A capacidade financeira segue o avaliador. E os anos seguem o avaliado. E os valores fixos seguem o avaliado. E o valor segue o momento da avaliação. A capacidade financeira segue o avaliador: como assim? Um pobre que avaliou um rico dá o valor de pobre. E um rico que avaliou um pobre dá o valor de rico.
— Esta mishná abre o Perek Dalet, chamado justamente pelas suas palavras iniciais — “Heseg Yad”, capacidade financeira —, e enuncia quatro princípios gerais que organizam toda a lei dos valores fixos (arachin) estudada até aqui. Primeiro: a capacidade de pagamento — se a pessoa pode ou não arcar com a soma fixa — é determinada pela condição econômica de quem faz o voto de avaliação (o noder), não pela condição de quem foi avaliado. Segundo e terceiro: tanto a distinção etária quanto a distinção por sexo, que fixam somas diferentes na Torá, seguem a pessoa que foi avaliada (o nearach), e não quem fez o voto. Quarto: o valor exato a ser pago é determinado pela idade e condição do avaliado no momento em que a avaliação foi feita, e não no momento do pagamento. A mishná então ilustra o primeiro princípio com um caso concreto: se um pobre faz um voto de avaliação sobre um rico — dizendo, por exemplo, “o valor deste homem rico está sobre mim” —, ele paga apenas conforme sua própria capacidade de pobre, e não a soma integral fixada pela Torá para a idade do rico; e, inversamente, um rico que assim vota sobre um pobre paga a soma completa, pois tem como arcar com ela.
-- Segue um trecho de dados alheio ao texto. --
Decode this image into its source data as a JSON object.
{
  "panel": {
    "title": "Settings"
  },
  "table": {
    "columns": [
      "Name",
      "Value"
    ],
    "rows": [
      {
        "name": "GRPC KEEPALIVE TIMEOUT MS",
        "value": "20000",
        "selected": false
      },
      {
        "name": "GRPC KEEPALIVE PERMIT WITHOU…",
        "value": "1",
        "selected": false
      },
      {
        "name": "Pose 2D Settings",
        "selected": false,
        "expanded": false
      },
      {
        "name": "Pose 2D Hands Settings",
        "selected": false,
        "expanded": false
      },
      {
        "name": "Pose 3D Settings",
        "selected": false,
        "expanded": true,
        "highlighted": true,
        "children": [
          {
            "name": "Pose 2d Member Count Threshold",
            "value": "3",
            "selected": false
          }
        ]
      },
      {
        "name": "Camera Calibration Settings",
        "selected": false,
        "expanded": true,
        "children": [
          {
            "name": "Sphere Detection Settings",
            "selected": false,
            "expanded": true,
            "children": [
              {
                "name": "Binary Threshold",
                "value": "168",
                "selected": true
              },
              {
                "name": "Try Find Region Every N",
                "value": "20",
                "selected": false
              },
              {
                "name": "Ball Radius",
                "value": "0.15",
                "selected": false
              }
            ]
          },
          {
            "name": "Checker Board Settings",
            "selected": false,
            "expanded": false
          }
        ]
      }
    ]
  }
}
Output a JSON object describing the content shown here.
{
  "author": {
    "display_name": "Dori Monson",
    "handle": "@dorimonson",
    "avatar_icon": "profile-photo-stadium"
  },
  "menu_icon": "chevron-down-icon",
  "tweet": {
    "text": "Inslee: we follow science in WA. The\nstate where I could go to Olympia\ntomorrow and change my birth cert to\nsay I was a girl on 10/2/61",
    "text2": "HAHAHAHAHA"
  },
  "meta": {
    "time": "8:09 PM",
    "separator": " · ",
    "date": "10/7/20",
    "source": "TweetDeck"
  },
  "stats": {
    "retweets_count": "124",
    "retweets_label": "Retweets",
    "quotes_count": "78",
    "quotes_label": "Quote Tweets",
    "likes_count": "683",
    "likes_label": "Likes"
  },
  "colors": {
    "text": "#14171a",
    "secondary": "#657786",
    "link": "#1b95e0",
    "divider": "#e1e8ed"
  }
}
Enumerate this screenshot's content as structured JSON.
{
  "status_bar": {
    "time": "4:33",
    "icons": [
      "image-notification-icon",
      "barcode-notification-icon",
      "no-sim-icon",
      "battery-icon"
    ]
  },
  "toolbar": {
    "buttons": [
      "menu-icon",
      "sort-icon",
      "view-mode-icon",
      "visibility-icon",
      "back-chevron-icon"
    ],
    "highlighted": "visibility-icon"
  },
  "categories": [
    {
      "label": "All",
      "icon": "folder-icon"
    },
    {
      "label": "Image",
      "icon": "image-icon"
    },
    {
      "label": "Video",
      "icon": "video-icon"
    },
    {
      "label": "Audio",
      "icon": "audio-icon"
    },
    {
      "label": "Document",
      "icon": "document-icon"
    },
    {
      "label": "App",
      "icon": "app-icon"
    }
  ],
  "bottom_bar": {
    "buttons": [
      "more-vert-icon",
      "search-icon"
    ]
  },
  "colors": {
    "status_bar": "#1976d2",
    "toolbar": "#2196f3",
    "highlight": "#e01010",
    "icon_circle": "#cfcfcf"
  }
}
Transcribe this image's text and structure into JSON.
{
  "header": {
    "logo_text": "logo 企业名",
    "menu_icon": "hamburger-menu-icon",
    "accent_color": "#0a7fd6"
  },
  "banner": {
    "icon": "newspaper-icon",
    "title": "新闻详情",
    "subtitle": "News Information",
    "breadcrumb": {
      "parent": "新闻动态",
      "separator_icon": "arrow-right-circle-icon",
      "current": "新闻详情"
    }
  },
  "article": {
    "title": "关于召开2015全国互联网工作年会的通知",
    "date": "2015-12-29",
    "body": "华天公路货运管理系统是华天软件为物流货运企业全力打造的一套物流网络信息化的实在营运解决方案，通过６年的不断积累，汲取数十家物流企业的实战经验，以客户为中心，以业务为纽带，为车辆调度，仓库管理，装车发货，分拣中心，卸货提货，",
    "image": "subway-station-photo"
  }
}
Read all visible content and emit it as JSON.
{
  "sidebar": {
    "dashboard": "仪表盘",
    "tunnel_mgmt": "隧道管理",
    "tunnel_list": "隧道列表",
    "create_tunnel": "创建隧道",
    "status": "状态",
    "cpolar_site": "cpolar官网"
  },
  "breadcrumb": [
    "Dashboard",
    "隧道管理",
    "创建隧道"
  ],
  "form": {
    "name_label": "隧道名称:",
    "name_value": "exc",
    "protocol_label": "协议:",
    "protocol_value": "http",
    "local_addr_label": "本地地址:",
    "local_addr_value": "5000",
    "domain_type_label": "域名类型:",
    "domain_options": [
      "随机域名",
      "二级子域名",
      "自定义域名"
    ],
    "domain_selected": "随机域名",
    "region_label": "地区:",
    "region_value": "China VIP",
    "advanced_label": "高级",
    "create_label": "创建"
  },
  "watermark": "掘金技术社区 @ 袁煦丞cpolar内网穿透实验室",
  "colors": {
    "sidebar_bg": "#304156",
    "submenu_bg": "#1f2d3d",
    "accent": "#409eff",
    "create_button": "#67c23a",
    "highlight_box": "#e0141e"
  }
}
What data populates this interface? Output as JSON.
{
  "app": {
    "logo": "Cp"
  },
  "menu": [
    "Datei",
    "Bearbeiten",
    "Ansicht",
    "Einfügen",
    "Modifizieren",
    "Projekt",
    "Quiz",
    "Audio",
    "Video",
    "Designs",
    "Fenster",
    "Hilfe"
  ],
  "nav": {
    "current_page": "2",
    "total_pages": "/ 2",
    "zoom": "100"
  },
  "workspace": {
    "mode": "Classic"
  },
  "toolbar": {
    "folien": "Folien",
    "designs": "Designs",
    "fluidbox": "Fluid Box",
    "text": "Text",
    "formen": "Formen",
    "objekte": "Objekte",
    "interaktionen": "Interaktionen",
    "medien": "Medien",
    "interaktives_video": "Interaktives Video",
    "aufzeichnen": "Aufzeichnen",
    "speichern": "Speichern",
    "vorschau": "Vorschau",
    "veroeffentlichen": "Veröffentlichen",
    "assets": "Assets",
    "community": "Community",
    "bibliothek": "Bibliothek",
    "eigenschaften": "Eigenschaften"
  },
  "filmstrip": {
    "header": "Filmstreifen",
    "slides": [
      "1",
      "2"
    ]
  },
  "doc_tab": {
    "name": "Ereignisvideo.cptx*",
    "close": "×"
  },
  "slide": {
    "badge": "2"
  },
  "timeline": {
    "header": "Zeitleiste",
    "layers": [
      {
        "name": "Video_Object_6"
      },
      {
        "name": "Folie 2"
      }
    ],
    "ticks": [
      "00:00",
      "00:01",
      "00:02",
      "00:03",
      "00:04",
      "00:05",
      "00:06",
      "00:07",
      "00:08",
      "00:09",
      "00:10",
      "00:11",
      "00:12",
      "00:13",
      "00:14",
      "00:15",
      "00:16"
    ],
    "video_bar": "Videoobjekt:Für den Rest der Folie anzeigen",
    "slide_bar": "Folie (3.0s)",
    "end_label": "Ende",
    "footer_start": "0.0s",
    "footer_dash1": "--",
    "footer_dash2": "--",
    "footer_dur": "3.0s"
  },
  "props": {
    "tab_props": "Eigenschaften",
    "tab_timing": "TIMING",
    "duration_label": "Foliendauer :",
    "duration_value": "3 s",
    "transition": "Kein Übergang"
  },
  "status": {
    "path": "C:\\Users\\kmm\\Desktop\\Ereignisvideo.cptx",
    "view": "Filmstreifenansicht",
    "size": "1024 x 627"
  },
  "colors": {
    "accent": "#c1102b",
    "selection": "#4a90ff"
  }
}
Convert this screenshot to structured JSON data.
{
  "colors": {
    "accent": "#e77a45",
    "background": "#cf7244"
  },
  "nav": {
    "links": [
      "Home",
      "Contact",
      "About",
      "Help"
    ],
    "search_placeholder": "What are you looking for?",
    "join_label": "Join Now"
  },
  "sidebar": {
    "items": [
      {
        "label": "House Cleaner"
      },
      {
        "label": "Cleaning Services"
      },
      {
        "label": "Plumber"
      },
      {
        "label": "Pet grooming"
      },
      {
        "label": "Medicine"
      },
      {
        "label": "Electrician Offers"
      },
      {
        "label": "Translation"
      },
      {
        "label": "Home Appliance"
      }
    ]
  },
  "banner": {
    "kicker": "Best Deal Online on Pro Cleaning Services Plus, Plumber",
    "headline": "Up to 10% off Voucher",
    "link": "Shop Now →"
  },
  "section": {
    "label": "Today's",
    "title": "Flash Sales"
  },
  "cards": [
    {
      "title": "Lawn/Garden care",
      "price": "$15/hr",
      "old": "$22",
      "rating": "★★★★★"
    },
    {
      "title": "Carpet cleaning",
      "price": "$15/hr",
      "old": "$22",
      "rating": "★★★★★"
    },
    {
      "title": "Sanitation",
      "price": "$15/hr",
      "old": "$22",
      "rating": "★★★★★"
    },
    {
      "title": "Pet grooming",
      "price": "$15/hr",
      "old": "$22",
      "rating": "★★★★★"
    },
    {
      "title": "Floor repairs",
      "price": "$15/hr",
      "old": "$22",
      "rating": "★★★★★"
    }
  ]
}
Rambam explica que o princípio da capacidade financeira segundo o avaliador está fundamentado no próprio versículo da Torá, “segundo o que a mão de quem vota alcançar”. E observa que a mishná, ao explicar “como assim”, está apenas esclarecendo o primeiro dos quatro princípios enunciados — os demais serão desenvolvidos um a um nas mishnayot seguintes. Nota ainda que a mishná chama quem faz a avaliação de “noder” (votante) por tomar emprestada a linguagem exata do versículo, já que de fato ele está fazendo um voto verdadeiro.
Bartenura explica cada um dos quatro princípios com um exemplo. Sobre a capacidade financeira: como o pobre é julgado nos valores fixos conforme sua própria capacidade, seguimos quem vota, não quem é avaliado — e a mishná chama quem avalia de “noder” porque toma a linguagem exata do versículo. Sobre os anos: uma criança que avaliou o valor de um idoso dá o valor de idoso, pois não seguimos os anos de quem vota. Sobre os valores fixos: a soma para homem e mulher segue quem é avaliado, não quem avalia — como se explicará adiante, quando um homem diz “o valor de tal mulher está sobre mim”, ele dá o valor de mulher. E sobre o momento da avaliação: como se explicará adiante, se alguém avaliou a si mesmo quando tinha menos de vinte anos — o que é um valor menor —, e antes de pagar completou vinte anos, ele paga apenas conforme o momento em que fez a avaliação.
Rashi confirma que a lei da capacidade financeira determina que o pobre é julgado nos valores fixos conforme sua própria capacidade, como está escrito “e se ele for pobre demais para o valor” — seguimos quem vota, não quem é avaliado. Sobre os anos: uma criança que avaliou um idoso dá o valor de idoso, pois não seguimos os anos de quem vota, já que ele não disse “meu valor está sobre mim”, mas “o valor de fulano está sobre mim” — e o valor do idoso, a partir dos sessenta anos, é menor do que o da criança. Sobre os valores fixos: a soma fixada para homem e mulher segue quem é avaliado, não quem avalia, como quando um homem diz “o valor de tal mulher está sobre mim”, e dá o valor da avaliada. E sobre o momento da avaliação: se alguém se avaliou quando tinha menos de vinte anos — um valor menor — e antes de pagar completou vinte anos, paga apenas conforme o momento em que fez a avaliação originalmente.